MILLVILLE - The year was 1945, and 19-year-old Rocky Gannon was flying a B-17 bomber over Germany in the waning months of World War II.
For Gannon, the experience of piloting one of the war's premier bombers was somewhat unusual.
"I had never even driven a car in my life yet," he said.
That memory stays with Gannon, an 88-year-old Ocean City resident who on Tuesday gathered with other aging World War II veterans at the Millville Army Air Field Museum. The veterans - who flew in B-17, B-24 and B-26 bombers and P-51 fighters during the conflict - got to chance to relive their war memories and talk to each other about the events they experienced decades ago.
The veterans also had a chance to tour a B-17 and a B-26 that was on display at the Millville Airport as part of the Collings Foundation's Wings of Freedom tour.
Charles Wentzell, a 90-year-old Salem resident, said the B-17 brought back memories.
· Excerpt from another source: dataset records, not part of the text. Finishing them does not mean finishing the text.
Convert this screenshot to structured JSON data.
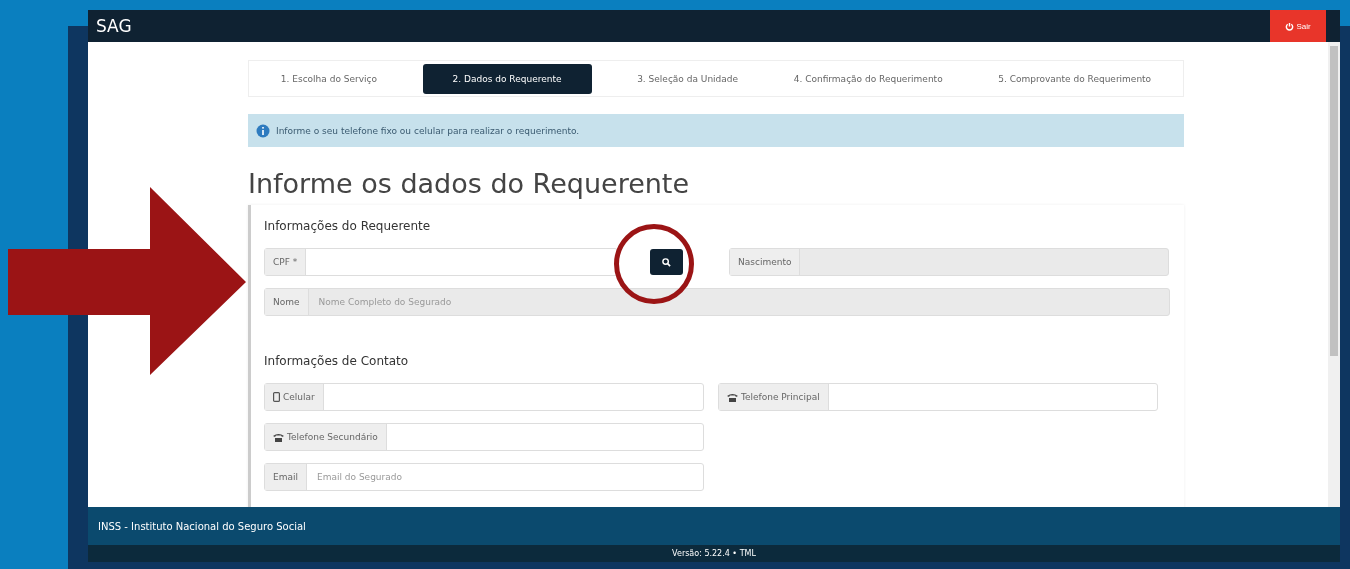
{
  "header": {
    "title": "SAG",
    "logout_button": "Sair"
  },
  "steps": [
    {
      "label": "1. Escolha do Serviço",
      "selected": false
    },
    {
      "label": "2. Dados do Requerente",
      "selected": true
    },
    {
      "label": "3. Seleção da Unidade",
      "selected": false
    },
    {
      "label": "4. Confirmação do Requerimento",
      "selected": false
    },
    {
      "label": "5. Comprovante do Requerimento",
      "selected": false
    }
  ],
  "alert": "Informe o seu telefone fixo ou celular para realizar o requerimento.",
  "page_title": "Informe os dados do Requerente",
  "sections": [
    {
      "heading": "Informações do Requerente",
      "rows": [
        [
          {
            "label": "CPF *",
            "disabled": false,
            "kind": "search"
          },
          {
            "label": "Nascimento",
            "disabled": true,
            "kind": "plain"
          }
        ],
        [
          {
            "label": "Nome",
            "placeholder": "Nome Completo do Segurado",
            "disabled": true,
            "kind": "wide"
          }
        ]
      ]
    },
    {
      "heading": "Informações de Contato",
      "rows": [
        [
          {
            "label": "Celular",
            "kind": "mobile",
            "disabled": false
          },
          {
            "label": "Telefone Principal",
            "kind": "phone",
            "disabled": false
          }
        ],
        [
          {
            "label": "Telefone Secundário",
            "kind": "phone",
            "disabled": false
          }
        ],
        [
          {
            "label": "Email",
            "placeholder": "Email do Segurado",
            "disabled": false,
            "kind": "plain"
          }
        ]
      ]
    }
  ],
  "footer": {
    "org": "INSS - Instituto Nacional do Seguro Social",
    "version": "Versão: 5.22.4 • TML"
  }
}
Wentzell was a radio operator on a Flying Fortress. He flew 30 missions over Germany, including five raids on Berlin, in the bomber whose number - 7344 - he still remembers.
"This is the reason why I came here today," Wentzell said as he stood in front of a B-17 for the first time in many years.
The gathering of veterans was also part of something else - an effort by the museum to record the oral stories of World War II veterans whose numbers are in decline.
According to the U.S. Department of Veterans Affairs, there were about 16 million veterans at the end of World War II. The number now stands at slightly more than 1 million.
The statistics show that about 617 of those veterans will die on a daily basis this year. The department estimates that the last of the World War II veterans will be gone sometime in 2036.
"There is a sense of urgency," said Robert Trivellini, vice president of the museum whose staff has spent the last dozen years recording oral histories - the number is up to 96 - of World War II veterans.
That sense of urgency and decline is understood by the veterans.
"I'm a B-26 guy," said veteran Carl May as he introduced himself to Gannon.
"There's not many of you guys left," Gannon replied.
Bruno Melchionni, 89, of Cherry Hill, Camden County, who flew 30 missions as a navigator in a B-17, said the history and memories of the veterans are important to record for young people just learning about World War II.
"They ought to know what we went through for them," he said.
For Melchionni, that included several bombing raids on Peenemude, Germany, where the Germans were developing the V-1 and V-2 rockets that started falling on London in November 1944.
Years later, Melchionni said he worked at RCA with a German who was an engineer at the Peenemude site. The German said that allied bombing delayed the rocket project by about six months.
That meant something special for Melchionni, who said his efforts helped prevent the German rocket project from being completed in time for the possible use on allied troops hitting the Normandy beaches on D-Day in June 1944.
As for Gannon, he wound up serving in the U.S. Army Corps and U.S. Air Force for 37 years. His service record includes flying 387 missions in Vietnam.
He admits his World War II experiences were not as exciting, being limited to five noncombat missions - all flown after Adolf Hitler had committed suicide.
"He knew I was coming," Gannon said.